= Kick harness =

Arcade game machine connector

The kick harness, also known as the extra harness or plus harness, is a set of additional connectors that allow arcade PCBs to have extra inputs beyond what the JAMMA wiring standard allows. A typical JAMMA PCB supports only 1 joystick and 3 buttons each for 2 players. JAMMA boards that require this extra harness are referred to as JAMMA+ or JAMMA Plus boards.

The kick harness is named for its most ubiquitous use in arcades: the additional kick buttons in the game Street Fighter II. Many games, especially fighting games, have adopted similar button layouts.
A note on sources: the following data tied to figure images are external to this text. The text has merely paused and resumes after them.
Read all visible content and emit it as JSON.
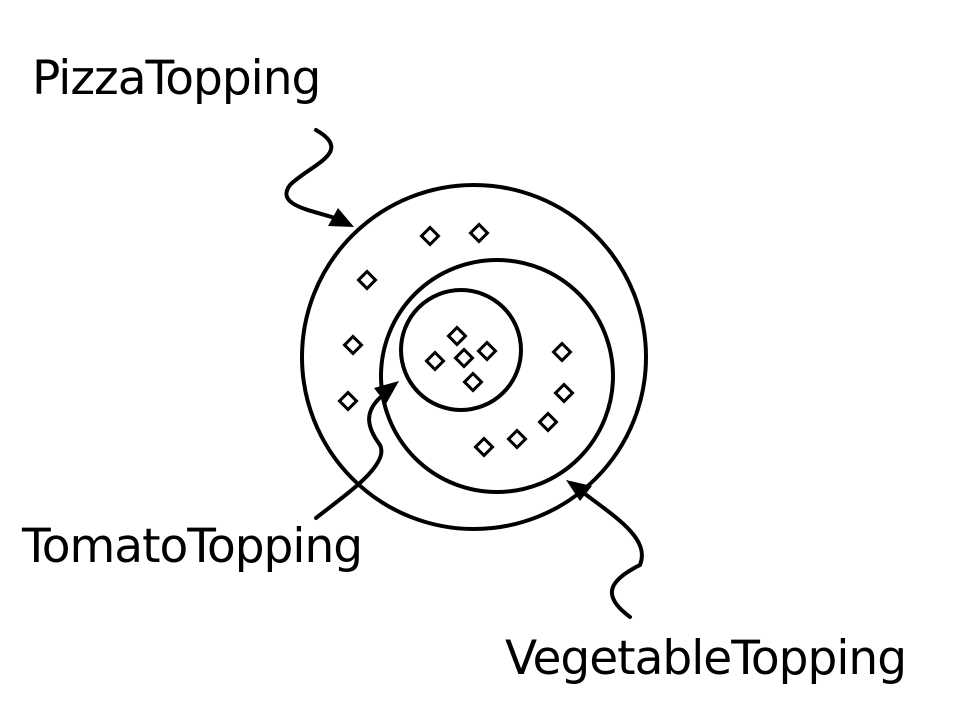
{
  "labels": {
    "pizza": "PizzaTopping",
    "tomato": "TomatoTopping",
    "vegetable": "VegetableTopping"
  },
  "colors": {
    "stroke": "#000000",
    "background": "#ffffff"
  }
}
Harnesses for games that do not employ kick buttons, such as trackball and driving games, are still commonly referred to as kick harnesses.

The harness connects directly to the PCB, having its own ground loop and power connection. In the case of Capcom's CPS-2 system board, the kick harness is a 34-pin connector that plugs into the side of the 'A' Board.

Unlike JAMMA inputs, kick harnesses have not been standardized. Even PCBs requiring functionally identical inputs may require different wiring. For example, Street Fighter II and Super Street Fighter II have the same control panel layout, and are both produced by Capcom, but they have different pinouts due to the configuration of their respective CPS-1 and CPS-2 system boards.